Screenwriters and the group representing big Hollywood studios failed to resume talks about a new contract Friday after the Alliance of Motion Picture & Television Producers said it needed to consult with members.
The two groups met Friday for confidential discussions to lay the groundwork for official negotiations, which included requests from studio representatives for a press blackout among items, according to the Hollywood actors’ union. The guild later accused the other side of leaking details of the meeting.
The parties traded barbs earlier in the week, three months into a strike that has largely shut down film and TV production across the country. An untitled Ghostbusters sequel previously scheduled for December has been pushed back to March of next year, while Sony Pictures pulled the release date for Spider-Man: Beyond the Spider-Verse.
The Writers Guild of America negotiating committee told members Friday night that it “remains willing to engage with the companies and resume negotiations in good faith to make a fair deal for all writers.”
“As of now, there is no agreement on these items, because the AMPTP said they needed to consult with their member studios before moving forward,” the guild said.

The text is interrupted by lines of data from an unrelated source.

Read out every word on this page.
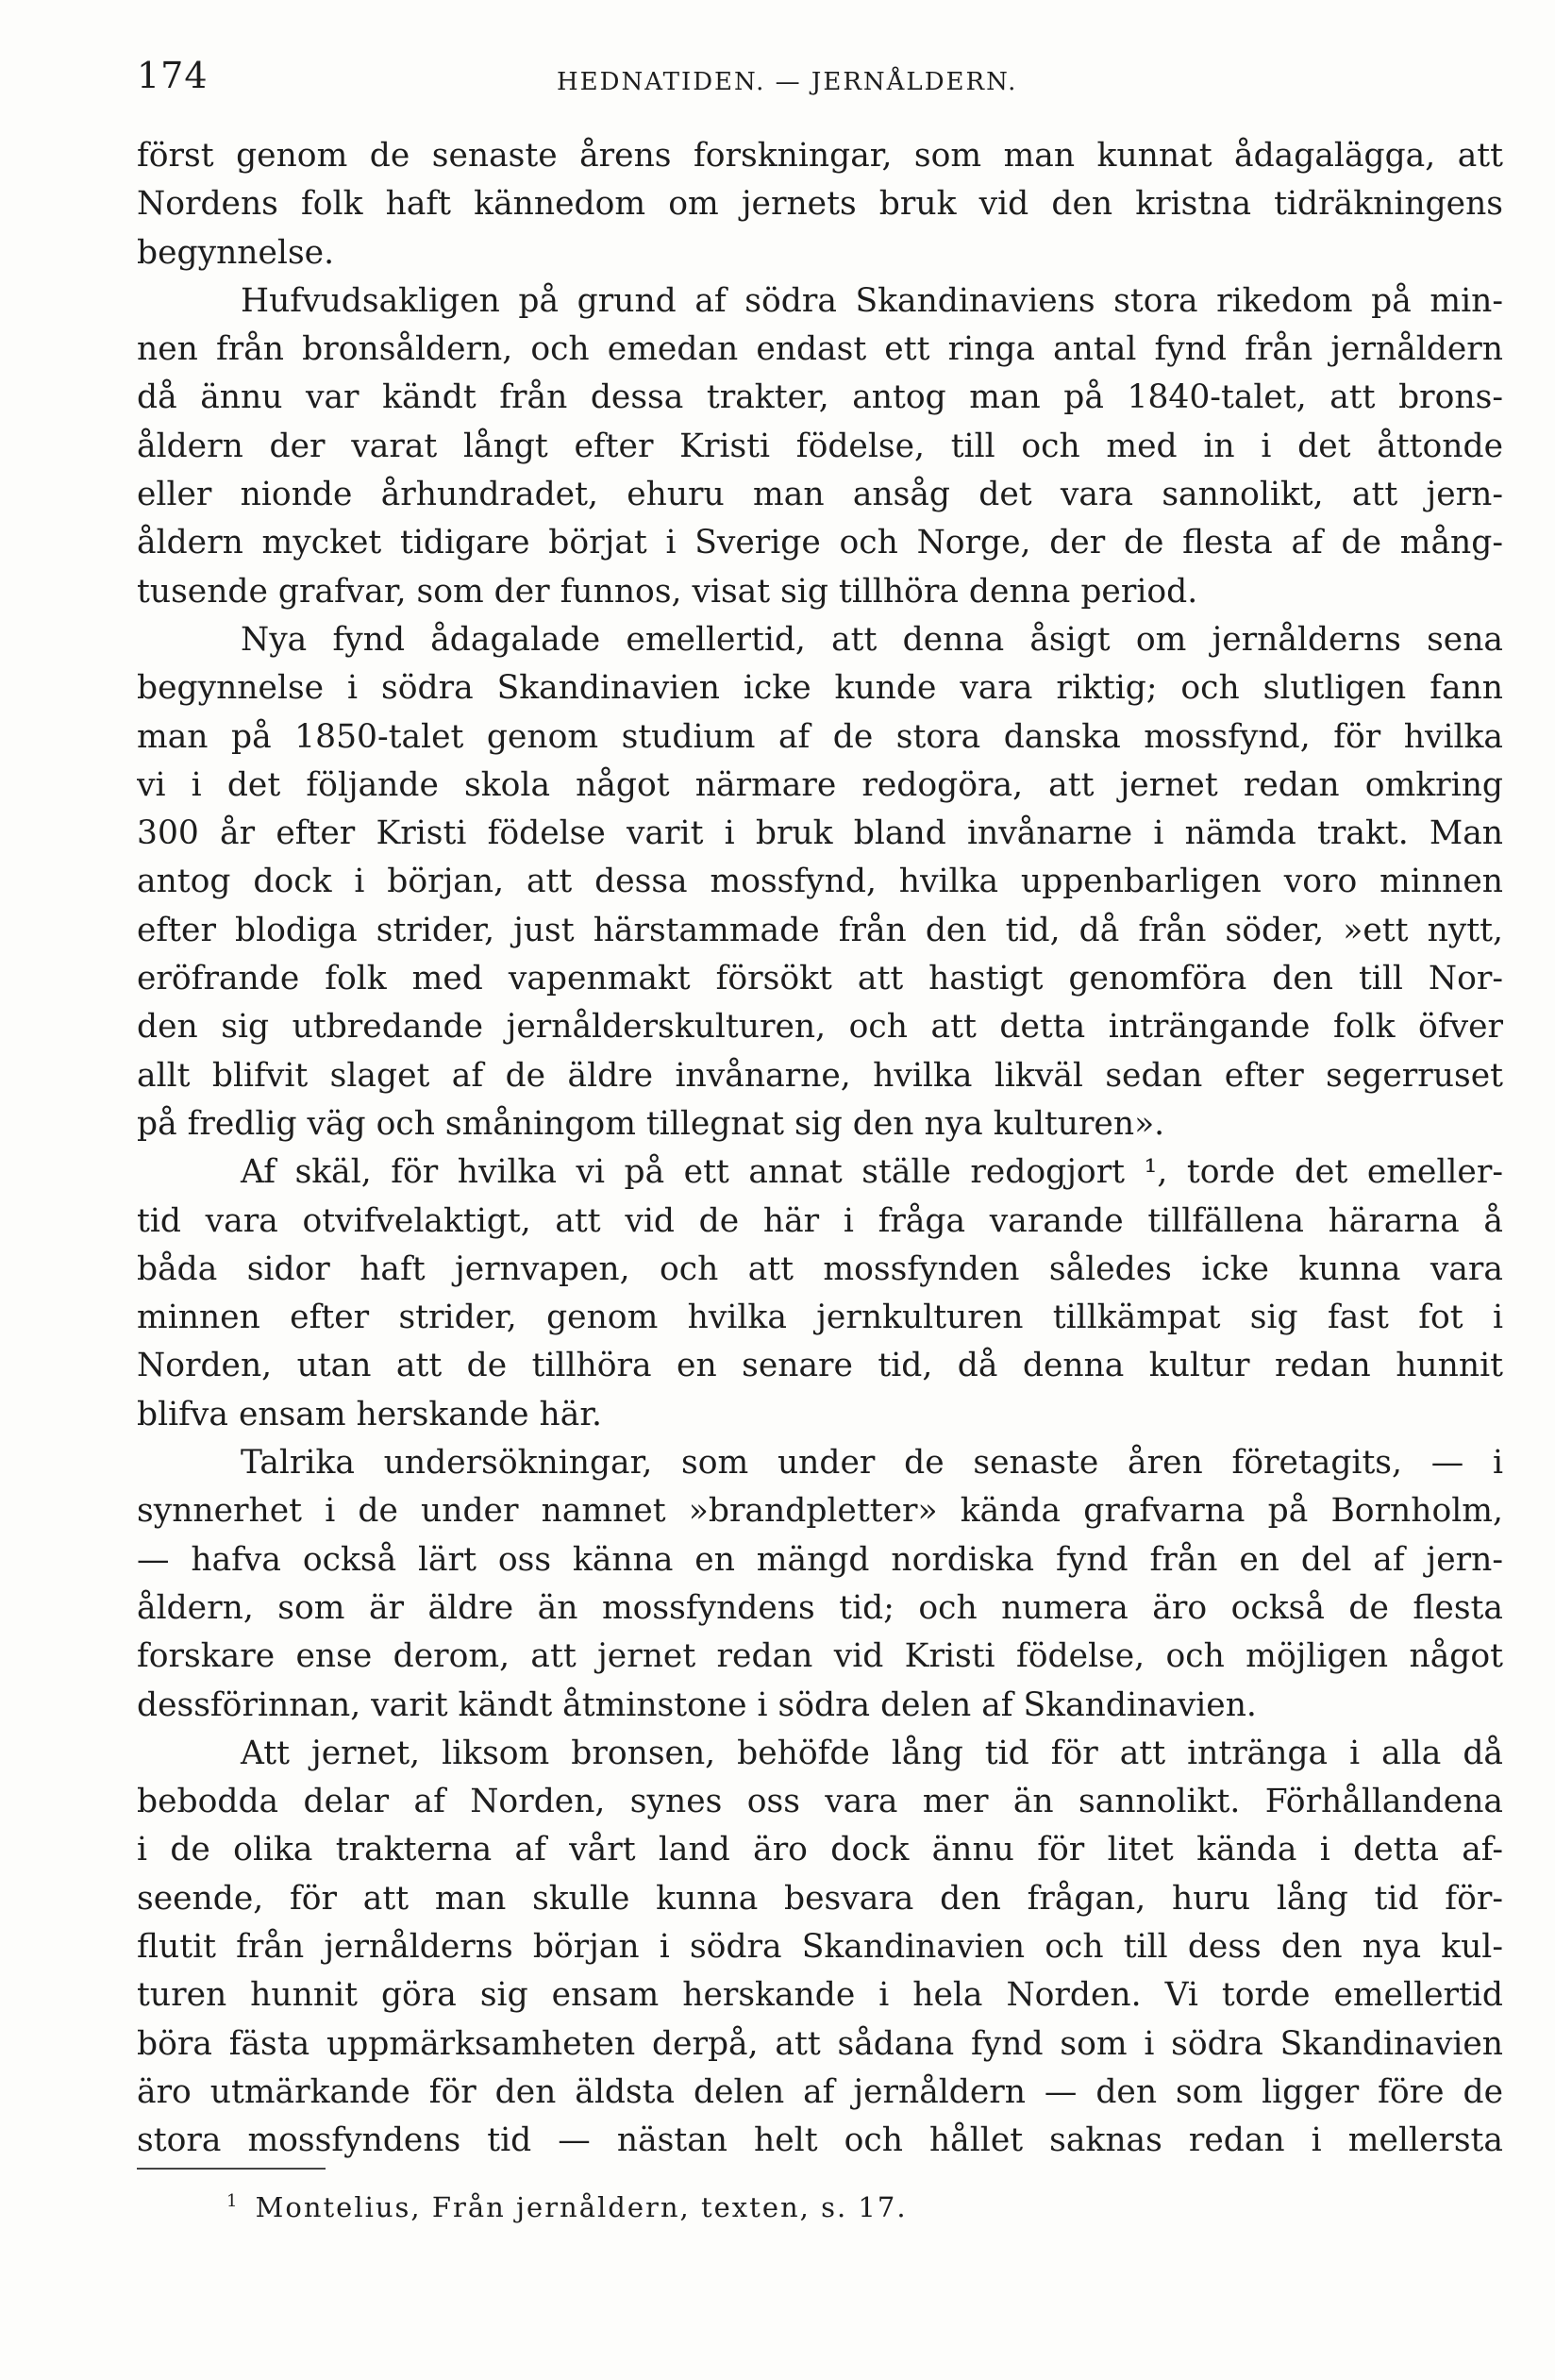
174	HEDNATIDEN. — JERNÅLDERN.
först genom de senaste årens forskningar, som man kunnat ådagalägga, att
Nordens folk haft kännedom om jernets bruk vid den kristna tidräkningens
begynnelse.
Hufvudsakligen på grund af södra Skandinaviens stora rikedom på min-
nen från bronsåldern, och emedan endast ett ringa antal fynd från jernåldern
då ännu var kändt från dessa trakter, antog man på 1840-talet, att brons-
åldern der varat långt efter Kristi födelse, till och med in i det åttonde
eller nionde århundradet, ehuru man ansåg det vara sannolikt, att jern-
åldern mycket tidigare börjat i Sverige och Norge, der de flesta af de mång-
tusende grafvar, som der funnos, visat sig tillhöra denna period.
Nya fynd ådagalade emellertid, att denna åsigt om jernålderns sena
begynnelse i södra Skandinavien icke kunde vara riktig; och slutligen fann
man på 1850-talet genom studium af de stora danska mossfynd, för hvilka
vi i det följande skola något närmare redogöra, att jernet redan omkring
300 år efter Kristi födelse varit i bruk bland invånarne i nämda trakt. Man
antog dock i början, att dessa mossfynd, hvilka uppenbarligen voro minnen
efter blodiga strider, just härstammade från den tid, då från söder, »ett nytt,
eröfrande folk med vapenmakt försökt att hastigt genomföra den till Nor-
den sig utbredande jernålderskulturen, och att detta inträngande folk öfver
allt blifvit slaget af de äldre invånarne, hvilka likväl sedan efter segerruset
på fredlig väg och småningom tillegnat sig den nya kulturen».
Af skäl, för hvilka vi på ett annat ställe redogjort ¹, torde det emeller-
tid vara otvifvelaktigt, att vid de här i fråga varande tillfällena härarna å
båda sidor haft jernvapen, och att mossfynden således icke kunna vara
minnen efter strider, genom hvilka jernkulturen tillkämpat sig fast fot i
Norden, utan att de tillhöra en senare tid, då denna kultur redan hunnit
blifva ensam herskande här.
Talrika undersökningar, som under de senaste åren företagits, — i
synnerhet i de under namnet »brandpletter» kända grafvarna på Bornholm,
— hafva också lärt oss känna en mängd nordiska fynd från en del af jern-
åldern, som är äldre än mossfyndens tid; och numera äro också de flesta
forskare ense derom, att jernet redan vid Kristi födelse, och möjligen något
dessförinnan, varit kändt åtminstone i södra delen af Skandinavien.
Att jernet, liksom bronsen, behöfde lång tid för att intränga i alla då
bebodda delar af Norden, synes oss vara mer än sannolikt. Förhållandena
i de olika trakterna af vårt land äro dock ännu för litet kända i detta af-
seende, för att man skulle kunna besvara den frågan, huru lång tid för-
flutit från jernålderns början i södra Skandinavien och till dess den nya kul-
turen hunnit göra sig ensam herskande i hela Norden. Vi torde emellertid
böra fästa uppmärksamheten derpå, att sådana fynd som i södra Skandinavien
äro utmärkande för den äldsta delen af jernåldern — den som ligger före de
stora mossfyndens tid — nästan helt och hållet saknas redan i mellersta
$^1$ Montelius, Från jernåldern, texten, s. 17.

Earlier this week, the group said that the studios requested the meeting to discuss restarting talks. In a message to its members Thursday afternoon, the guild accused the companies of orchestrating a disinformation campaign, suggesting the work stoppage was good for them financially.
The guild said that when the writers last struck, in 2007, talks resumed, only to fall apart again.
The producers’ alliance, which represents big media companies such as Walt Disney Co. and Netflix Inc., said last week that it was trying to determine whether the writers’ guild was a “willing bargaining partner,” calling the group’s rhetoric “unfortunate.”
The guild, which counts some 11,500 scribes as members, walked off the job on May 2. They have been calling for an 11% increase in their base pay, a share of revenue from streaming TV services and assurances they won’t be replaced by a new generation of artificial intelligence.
The 160,000-member Screen Actors Guild, making similar demands, went on strike last month. The twin labor actions, which haven’t occurred simultaneously in more than 40 years, have forced big media companies to rejigger their fall TV schedules and postpone new film releases. Actors aren’t allowed to promote their work while on strike.